Как считают очень многие аналитики спецслужб, именно выдающийся советский разведчик-нелегал и агент коминтерна - Исхак Абдулович Ахмеров, уроженец города Троицка, стал реальным прототипом легендарного Штирлица.
Передовик из зондеркоманды
Как оказалось, и остросюжетный роман Юлиана Семенова “Противостояние” — последняя часть трилогии о трудной и опасной работе полковника милиции Владислава Костенко (“Петровка, 38”, “Огарева, 6”) — воспроизводит вполне реальную историю, случившуюся в Челябинске.

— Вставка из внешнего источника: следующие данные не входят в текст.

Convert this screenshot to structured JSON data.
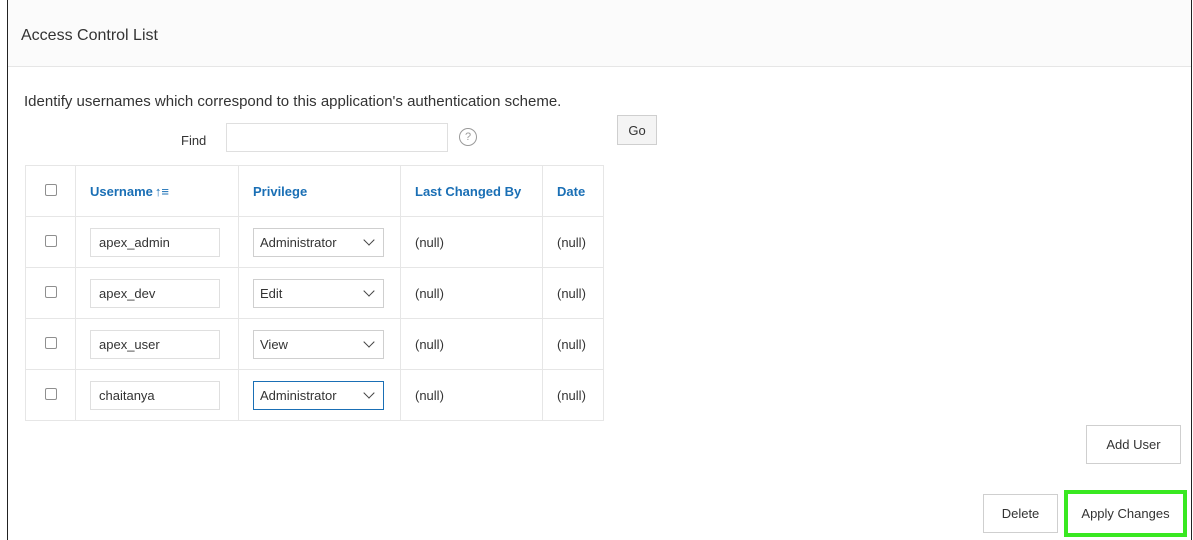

Герой романа Николай Кротов — особо опасный преступник-рецидивист, убийца, предатель, провокатор — тоже был срисован Семеновым с натуры. Челябинец Бойко, так же как и Кротов из романа, служил в рядах Советской армии, сразу после начала войны переметнулся на сторону немецко-фашистских захватчиков. Был завербован абвером, прошел курс подготовки в разведшколе, затем был перевербован СД, входил в различные диверсионно-террористические группы.
По вине Кротова и его челябинского прототипа было убито множество советских солдат и офицеров. Был так же силен, хитер, расчетлив, опытен. Имел множество фамилий…
А начиналось все как в шпионском фильме. 1 сентября 1973 года в многотиражной челябинской газете “Всходы” появилась обычная по тем временам заметка, сопровожденная фотографией: “По-ударному трудится на втором отделении совхоза “Кассельский” шофер Челябинского ПАТО-1 Василий Алексеевич Бойко.
Работая на перевозке силосной массы от комбайнов, Василий Алексеевич вывозит за одну смену по 60 — 70 тонн. Этого он добивается благодаря умелому использованию автомашины. На передового водителя равняются и его товарищи по работе...”
Редактор газеты, конечно же, не знал, что “передовик производства” находится в активной разработке УКГБ по Челябинской области с 1972 года. И его газетная фотография очень пригодилась для опознания.
Как в дальнейшем выяснилось, бывший военнослужащий Красной Армии Василий Бойко попал в окружение и добровольно сдался в плен под Вязьмой. Изворотливый Бойко был на самом деле рядовым, но на всякий случай представился допрашивавшим его вербовщикам из германской разведки лейтенантом.
На захваченной территории Смоленской области в тот период времени германской военной разведкой (абвером) при участии СД (службы безопасности Третьего рейха) и СС была сформирована особая истребительная команда “Бишлера” (Zersto-rungskommando “Bischler”) для борьбы с партизанами, она в дальнейшем получила широкую известность как “Военная команда охотников Востока”. Бишлеровское формирование было во многом скопировано с фашистских зондеркоманд и отрядов ГФП — тайной полевой жандармерии.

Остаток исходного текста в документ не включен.